Francesca Molinari is an Italian economist and economic statististician specializing in theoretical and applied econometrics, whose research topics include risk aversion, survey methodology, and set identification. She is H. T. Warshow and Robert Irving Warshow Professor of Economics and Professor of Statistics at Cornell University.

==Education and career==
Molinari earned a laurea in economics from the University of Turin in 1997, a master's degree from CORIPE Piemonte in 1998, and a Ph.D. from Northwestern University in 2003. Her dissertation, Contaminated, Corrupted, and Missing Data, was supervised by Charles F. Manski.

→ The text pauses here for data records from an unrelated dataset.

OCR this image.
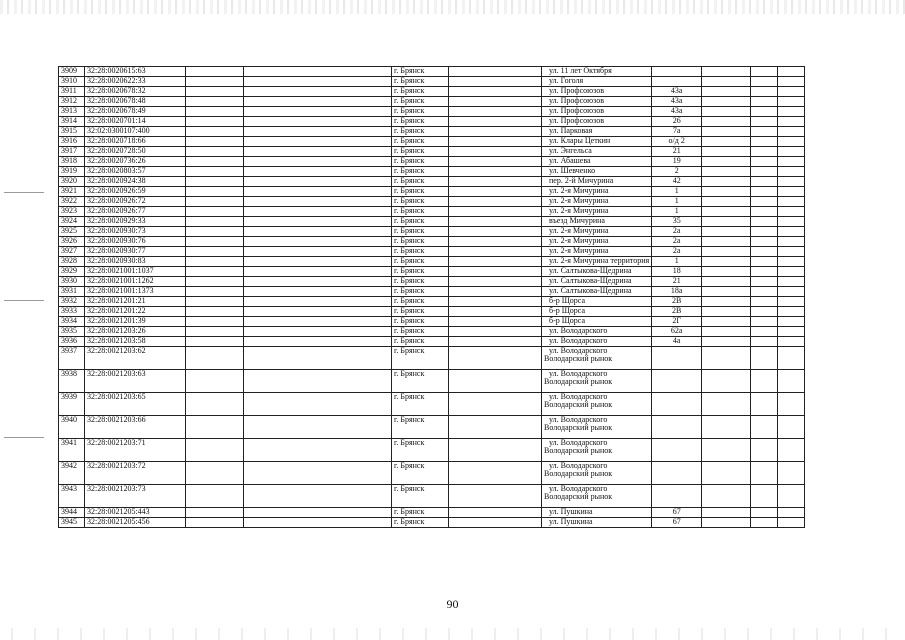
3909	32:28:0020615:63			г. Брянск		ул. 11 лет Октября				

3910	32:28:0020622:33			г. Брянск		ул. Гоголя				

3911	32:28:0020678:32			г. Брянск		ул. Профсоюзов	43а			
3912	32:28:0020678:48			г. Брянск		ул. Профсоюзов	43а			
3913	32:28:0020678:49			г. Брянск		ул. Профсоюзов	43а			
3914	32:28:0020701:14			г. Брянск		ул. Профсоюзов	26			
3915	32:02:0300107:400			г. Брянск		ул. Парковая	7а			
3916	32:28:0020718:66			г. Брянск		ул. Клары Цеткин	о/д 2			
3917	32:28:0020728:50			г. Брянск		ул. Энгельса	21			
3918	32:28:0020736:26			г. Брянск		ул. Абашева	19			
3919	32:28:0020803:57			г. Брянск		ул. Шевченко	2			
3920	32:28:0020924:38			г. Брянск		пер. 2-й Мичурина	42			
3921	32:28:0020926:59			г. Брянск		ул. 2-я Мичурина	1			
3922	32:28:0020926:72			г. Брянск		ул. 2-я Мичурина	1			
3923	32:28:0020926:77			г. Брянск		ул. 2-я Мичурина	1			
3924	32:28:0020929:33			г. Брянск		въезд Мичурина	35			
3925	32:28:0020930:73			г. Брянск		ул. 2-я Мичурина	2а			
3926	32:28:0020930:76			г. Брянск		ул. 2-я Мичурина	2а			
3927	32:28:0020930:77			г. Брянск		ул. 2-я Мичурина	2а			
3928	32:28:0020930:83			г. Брянск		ул. 2-я Мичурина территория	1			
3929	32:28:0021001:1037			г. Брянск		ул. Салтыкова-Щедрина	18			
3930	32:28:0021001:1262			г. Брянск		ул. Салтыкова-Щедрина	21			
3931	32:28:0021001:1373			г. Брянск		ул. Салтыкова-Щедрина	18а			
3932	32:28:0021201:21			г. Брянск		б-р Щорса	2В			
3933	32:28:0021201:22			г. Брянск		б-р Щорса	2В			
3934	32:28:0021201:39			г. Брянск		б-р Щорса	2Г			
3935	32:28:0021203:26			г. Брянск		ул. Володарского	62а			
3936	32:28:0021203:58			г. Брянск		ул. Володарского	4а			
3937	32:28:0021203:62			г. Брянск		ул. Володарского
Володарский рынок				

3938	32:28:0021203:63			г. Брянск		ул. Володарского
Володарский рынок				

3939	32:28:0021203:65			г. Брянск		ул. Володарского
Володарский рынок				

3940	32:28:0021203:66			г. Брянск		ул. Володарского
Володарский рынок				

3941	32:28:0021203:71			г. Брянск		ул. Володарского
Володарский рынок				

3942	32:28:0021203:72			г. Брянск		ул. Володарского
Володарский рынок				

3943	32:28:0021203:73			г. Брянск		ул. Володарского
Володарский рынок				

3944	32:28:0021205:443			г. Брянск		ул. Пушкина	67			
3945	32:28:0021205:456			г. Брянск		ул. Пушкина	67			
90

It won the Arnold Zellner Thesis Award in Econometrics and Statistics of the Business and Economic Statistics Section of the American Statistical Association.

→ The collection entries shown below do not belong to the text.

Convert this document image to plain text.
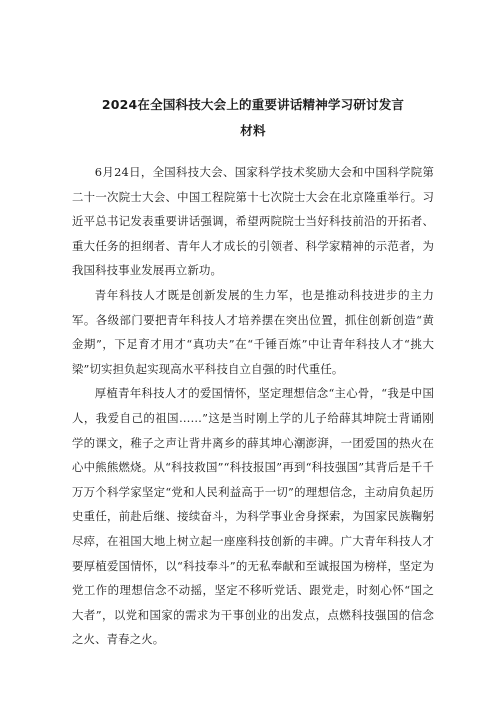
2024在全国科技大会上的重要讲话精神学习研讨发言
材料

6月24日，全国科技大会、国家科学技术奖励大会和中国科学院第二十一次院士大会、中国工程院第十七次院士大会在北京隆重举行。习近平总书记发表重要讲话强调，希望两院院士当好科技前沿的开拓者、重大任务的担纲者、青年人才成长的引领者、科学家精神的示范者，为我国科技事业发展再立新功。

青年科技人才既是创新发展的生力军，也是推动科技进步的主力军。各级部门要把青年科技人才培养摆在突出位置，抓住创新创造“黄金期”，下足育才用才“真功夫”在“千锤百炼”中让青年科技人才“挑大梁”切实担负起实现高水平科技自立自强的时代重任。

厚植青年科技人才的爱国情怀，坚定理想信念“主心骨，“我是中国人，我爱自己的祖国……”这是当时刚上学的儿子给薛其坤院士背诵刚学的课文，稚子之声让背井离乡的薛其坤心潮澎湃，一团爱国的热火在心中熊熊燃烧。从“科技救国”“科技报国”再到“科技强国”其背后是千千万万个科学家坚定“党和人民利益高于一切”的理想信念，主动肩负起历史重任，前赴后继、接续奋斗，为科学事业舍身探索，为国家民族鞠躬尽瘁，在祖国大地上树立起一座座科技创新的丰碑。广大青年科技人才要厚植爱国情怀，以“科技奉斗”的无私奉献和至诚报国为榜样，坚定为党工作的理想信念不动摇，坚定不移听党话、跟党走，时刻心怀“国之大者”，以党和国家的需求为干事创业的出发点，点燃科技强国的信念之火、青春之火。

She became an assistant professor of economics at Cornell University in 2003, was tenured as an associate professor in 2009, added a joint appointment in statistics in 2013, and was promoted to full professor in 2014. She was given the H. T. Warshow and Robert Irving Warshow Professorship in 2017.

==Book==
With Ilya Molchanov, Molinari is the co-author of the book Random Sets in Econometrics (Econometric Society Monographs, 60, Cambridge University Press, 2018).

==Recognition==
Molinari was elected as a Fellow of the International Association for Applied Econometrics in 2019, and as a Fellow of the Econometric Society in 2020.